3 minute read
Joanna Streetly
Joanna Streetly Prose Poetry: the Mystery Cat of Poetic Forms
B: The thing is it doesn’t have a definition.
B: Sure it does. A poem without lines.
B: Well that includes all of prose.
B: Right. “Conversation About the Definition of a Prose Poem on Woodpecker Trail at Coralville Lake at the End of March, the Wind Rising” —Robert Hass
One night in bed I searched “prose poetry” on my phone after reading the work of Robert Hass. This gave me answers like: a composition written in prose that contains elements of poetry. Clearly, if I wanted specifics I wasn’t going to find them from my bed. I pulled out In Fine Form, by BC poets Kate Braid and Sandy Shreve. I was not alone in seeking clarity; the authors wrote:
“When we began looking into prose poetry for this edition, it seemed few poets agreed precisely what distinguishes it from prose. Often it came down to ‘it just feels like poetry to me.’”
Intrigued, I called Kate Braid, who referred me to Robert Hass’s A Little Book on Form. This book details prose poetry from Coleridge in 1802 and Baudelaire in the 1860s, to present day. “It is part of an evolution,” Kate said. “When free verse came in everyone said, ‘That’s not poetry because it doesn’t rhyme.’ Now people say, ‘That’s not poetry because it doesn’t have line breaks.’ But in fact it’s just another move. Poets are curious and we want to know what’s underneath so we push the edges.”

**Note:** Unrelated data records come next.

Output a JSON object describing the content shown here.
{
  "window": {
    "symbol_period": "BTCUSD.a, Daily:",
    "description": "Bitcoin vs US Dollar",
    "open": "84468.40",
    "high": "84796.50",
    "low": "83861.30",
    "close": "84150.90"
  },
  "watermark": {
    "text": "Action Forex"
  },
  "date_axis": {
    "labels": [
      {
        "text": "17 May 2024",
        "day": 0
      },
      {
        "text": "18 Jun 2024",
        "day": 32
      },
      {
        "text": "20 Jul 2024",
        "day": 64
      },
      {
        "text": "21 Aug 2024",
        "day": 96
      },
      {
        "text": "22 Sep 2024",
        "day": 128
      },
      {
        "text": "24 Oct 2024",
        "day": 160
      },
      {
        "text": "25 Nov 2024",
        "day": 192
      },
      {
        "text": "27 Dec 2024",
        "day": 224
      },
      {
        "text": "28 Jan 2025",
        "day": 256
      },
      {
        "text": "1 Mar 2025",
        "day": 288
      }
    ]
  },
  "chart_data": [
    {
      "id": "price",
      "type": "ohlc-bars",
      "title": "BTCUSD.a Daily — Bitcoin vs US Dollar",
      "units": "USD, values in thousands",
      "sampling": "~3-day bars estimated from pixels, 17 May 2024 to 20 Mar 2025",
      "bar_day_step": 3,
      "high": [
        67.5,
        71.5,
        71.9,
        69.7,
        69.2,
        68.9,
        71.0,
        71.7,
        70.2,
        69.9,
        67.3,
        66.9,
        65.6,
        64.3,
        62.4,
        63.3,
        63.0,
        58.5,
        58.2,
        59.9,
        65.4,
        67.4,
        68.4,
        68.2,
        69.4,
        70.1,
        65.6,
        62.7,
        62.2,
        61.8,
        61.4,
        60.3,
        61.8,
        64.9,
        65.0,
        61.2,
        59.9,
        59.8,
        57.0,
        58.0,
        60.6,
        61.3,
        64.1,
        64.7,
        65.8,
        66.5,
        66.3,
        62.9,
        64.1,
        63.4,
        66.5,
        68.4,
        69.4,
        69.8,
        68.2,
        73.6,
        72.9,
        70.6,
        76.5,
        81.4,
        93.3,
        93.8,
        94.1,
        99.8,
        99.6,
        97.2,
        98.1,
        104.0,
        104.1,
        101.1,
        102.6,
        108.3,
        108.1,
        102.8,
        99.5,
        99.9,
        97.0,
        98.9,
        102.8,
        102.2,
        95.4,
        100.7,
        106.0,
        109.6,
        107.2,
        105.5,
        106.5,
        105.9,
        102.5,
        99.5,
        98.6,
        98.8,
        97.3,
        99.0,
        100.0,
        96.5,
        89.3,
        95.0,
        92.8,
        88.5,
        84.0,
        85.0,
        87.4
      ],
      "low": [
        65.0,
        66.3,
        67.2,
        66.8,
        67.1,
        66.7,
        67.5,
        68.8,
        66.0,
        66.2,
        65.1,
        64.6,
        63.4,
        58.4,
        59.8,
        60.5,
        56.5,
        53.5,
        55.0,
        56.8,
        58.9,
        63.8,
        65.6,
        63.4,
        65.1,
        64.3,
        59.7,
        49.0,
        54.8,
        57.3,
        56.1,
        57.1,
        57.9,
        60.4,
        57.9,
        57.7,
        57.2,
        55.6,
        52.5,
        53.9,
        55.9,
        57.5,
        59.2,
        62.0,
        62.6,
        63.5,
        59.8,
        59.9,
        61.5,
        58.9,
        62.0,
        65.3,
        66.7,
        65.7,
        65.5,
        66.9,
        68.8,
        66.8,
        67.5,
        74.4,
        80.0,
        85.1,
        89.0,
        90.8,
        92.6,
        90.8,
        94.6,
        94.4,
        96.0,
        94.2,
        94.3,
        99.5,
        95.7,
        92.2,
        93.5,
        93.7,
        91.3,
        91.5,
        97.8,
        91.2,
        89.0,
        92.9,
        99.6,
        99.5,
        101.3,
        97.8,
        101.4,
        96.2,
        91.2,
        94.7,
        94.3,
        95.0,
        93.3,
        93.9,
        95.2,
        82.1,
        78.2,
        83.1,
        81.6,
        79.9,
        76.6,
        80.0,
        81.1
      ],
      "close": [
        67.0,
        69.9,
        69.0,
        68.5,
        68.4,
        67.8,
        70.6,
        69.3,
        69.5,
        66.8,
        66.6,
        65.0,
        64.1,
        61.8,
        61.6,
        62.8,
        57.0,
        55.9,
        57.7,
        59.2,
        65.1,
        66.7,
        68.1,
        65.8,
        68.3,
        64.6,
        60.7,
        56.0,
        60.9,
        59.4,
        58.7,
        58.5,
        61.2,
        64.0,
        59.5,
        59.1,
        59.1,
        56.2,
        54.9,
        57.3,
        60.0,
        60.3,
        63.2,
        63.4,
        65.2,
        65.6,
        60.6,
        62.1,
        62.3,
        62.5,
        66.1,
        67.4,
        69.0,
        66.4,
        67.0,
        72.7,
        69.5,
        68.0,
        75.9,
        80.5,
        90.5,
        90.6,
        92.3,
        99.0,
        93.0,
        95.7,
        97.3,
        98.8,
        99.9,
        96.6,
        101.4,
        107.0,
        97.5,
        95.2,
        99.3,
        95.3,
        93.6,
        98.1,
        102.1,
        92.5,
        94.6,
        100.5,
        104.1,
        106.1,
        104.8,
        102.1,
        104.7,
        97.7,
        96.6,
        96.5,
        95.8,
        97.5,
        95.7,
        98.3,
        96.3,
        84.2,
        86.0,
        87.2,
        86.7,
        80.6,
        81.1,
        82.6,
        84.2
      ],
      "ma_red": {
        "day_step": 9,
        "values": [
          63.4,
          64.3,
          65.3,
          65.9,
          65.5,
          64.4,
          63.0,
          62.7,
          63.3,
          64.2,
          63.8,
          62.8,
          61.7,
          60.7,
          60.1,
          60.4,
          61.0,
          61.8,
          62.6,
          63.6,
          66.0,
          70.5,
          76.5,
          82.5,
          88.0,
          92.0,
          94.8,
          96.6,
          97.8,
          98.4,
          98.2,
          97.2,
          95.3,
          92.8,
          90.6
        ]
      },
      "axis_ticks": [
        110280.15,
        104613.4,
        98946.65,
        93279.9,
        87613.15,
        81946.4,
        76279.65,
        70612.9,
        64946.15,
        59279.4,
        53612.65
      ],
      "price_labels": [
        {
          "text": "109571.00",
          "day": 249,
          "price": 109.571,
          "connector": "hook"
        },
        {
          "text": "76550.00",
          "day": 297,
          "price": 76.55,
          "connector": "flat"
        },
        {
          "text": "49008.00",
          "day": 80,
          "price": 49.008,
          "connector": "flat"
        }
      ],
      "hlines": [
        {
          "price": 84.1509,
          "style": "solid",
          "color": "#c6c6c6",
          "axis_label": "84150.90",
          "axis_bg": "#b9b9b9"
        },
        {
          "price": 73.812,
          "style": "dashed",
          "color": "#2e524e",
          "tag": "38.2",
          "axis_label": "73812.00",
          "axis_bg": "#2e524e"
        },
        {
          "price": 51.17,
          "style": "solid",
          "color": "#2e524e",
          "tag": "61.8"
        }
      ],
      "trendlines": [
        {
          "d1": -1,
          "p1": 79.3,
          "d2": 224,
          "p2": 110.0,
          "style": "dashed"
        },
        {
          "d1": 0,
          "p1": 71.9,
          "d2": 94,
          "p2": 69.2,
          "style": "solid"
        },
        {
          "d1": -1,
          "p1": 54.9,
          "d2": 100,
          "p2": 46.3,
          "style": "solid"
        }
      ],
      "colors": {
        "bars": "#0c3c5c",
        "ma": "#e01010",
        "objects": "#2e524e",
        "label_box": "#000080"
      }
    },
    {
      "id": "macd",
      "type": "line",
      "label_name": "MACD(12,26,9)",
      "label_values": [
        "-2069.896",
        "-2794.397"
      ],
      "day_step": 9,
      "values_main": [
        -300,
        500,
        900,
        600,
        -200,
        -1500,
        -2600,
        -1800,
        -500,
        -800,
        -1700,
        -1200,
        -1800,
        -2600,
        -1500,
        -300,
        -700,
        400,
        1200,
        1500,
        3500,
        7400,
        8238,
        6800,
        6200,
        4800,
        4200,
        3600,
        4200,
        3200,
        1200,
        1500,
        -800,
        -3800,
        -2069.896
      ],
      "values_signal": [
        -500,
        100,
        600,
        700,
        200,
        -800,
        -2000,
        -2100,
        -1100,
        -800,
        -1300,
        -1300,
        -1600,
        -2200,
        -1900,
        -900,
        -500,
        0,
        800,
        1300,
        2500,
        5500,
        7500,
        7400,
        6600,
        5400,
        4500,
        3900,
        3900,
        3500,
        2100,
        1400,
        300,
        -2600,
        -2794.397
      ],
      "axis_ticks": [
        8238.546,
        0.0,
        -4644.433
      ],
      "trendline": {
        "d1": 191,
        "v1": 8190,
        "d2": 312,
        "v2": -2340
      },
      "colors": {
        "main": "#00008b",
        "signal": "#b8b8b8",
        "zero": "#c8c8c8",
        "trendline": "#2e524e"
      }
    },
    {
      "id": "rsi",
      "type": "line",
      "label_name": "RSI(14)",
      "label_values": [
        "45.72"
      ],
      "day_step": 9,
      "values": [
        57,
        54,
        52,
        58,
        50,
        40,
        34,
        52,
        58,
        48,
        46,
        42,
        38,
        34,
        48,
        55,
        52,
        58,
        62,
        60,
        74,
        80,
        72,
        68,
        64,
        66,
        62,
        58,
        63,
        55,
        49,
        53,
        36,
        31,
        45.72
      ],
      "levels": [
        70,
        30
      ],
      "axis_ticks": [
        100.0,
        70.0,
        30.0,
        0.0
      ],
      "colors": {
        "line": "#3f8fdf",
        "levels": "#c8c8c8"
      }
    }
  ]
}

I reached out to Eve Joseph, whose brilliant collection of prose poems, Quarrels won the 2019 Griffin Prize. “Those definitions do not catch the essence of the form,” she sympathized. “The form argues against narrative and demands something else of the poet. The prose poems I love make enormous leaps in logic and ask the reader to go along for the ride. They are not ‘nonsensical’ pieces; rather, they tap into the illogical in order to reveal the ordinary strangeness in all of our lives.” With prose poems the lack of line breaks makes reading them a new experience for the eye. “The prose poem, written in sentences, not lines, immediately challenges the writer to make a block of text into something other than a paragraph,” says Eve. “It’s where the magic of the form comes in. The square block of text visually sets up an expectation that the poet has to work against. It’s this internal tension that one reaches for when working with the form.”
About the form, Robert Hass writes: “The paragraph as a formal device differs from the stanza in that the proposition of the paragraph is unity.” Eve seeks to create that unity through association. “One of the great opportunities,” she says, “is that the form forces you to explore ways to explode narrative into pieces at the same time it demands that you follow the unconscious and make it visible. In his book about writing, Reality Hunger: A Manifesto, David Shields suggests that momentum can be derived not from narrative, but from a build-up of thematic resonances. I worked at placing nonlinear lines close to each other, trusting that a deeper, associative thread would develop. I also tried to place clauses or phrases one after another without conjunctions. I wanted sparks to fly between words and sentences without being slowed down.”
Of course definitions cannot capture prose poetry; poetry has always resisted capture. Understanding a form requires reading it and writing it. But there is also the thrill of the future—the opportunity to participate in prose poetry’s evolution.
Red-Winged Blackbird In Frost
This morning I saw a photograph of a red-winged blackbird in frost. It was singing and the silhouette of its beak formed the mathematical symbol for greater than. At first I thought it was serenading the husk of a flower. Then I saw that the shape was song made visible. In the frosted glow of winter sun, breath flowed out like ectoplasm, the ghost in the song—generations of ghosts making notes as distinct as the red wing on a black bird. I saw this after making breakfast for my teenaged daughter, stirring oats at the stove while she gazed at last night’s snowfall, wondering if the school bus would be cancelled. I don’t want to go to school, she said, and already she was listing the things she could do with this snowy day. She leaped so far into the future with her plans that when I told her school was open, she argued with me as if I were the school board. Tell it to the birds, I said, our song floating there.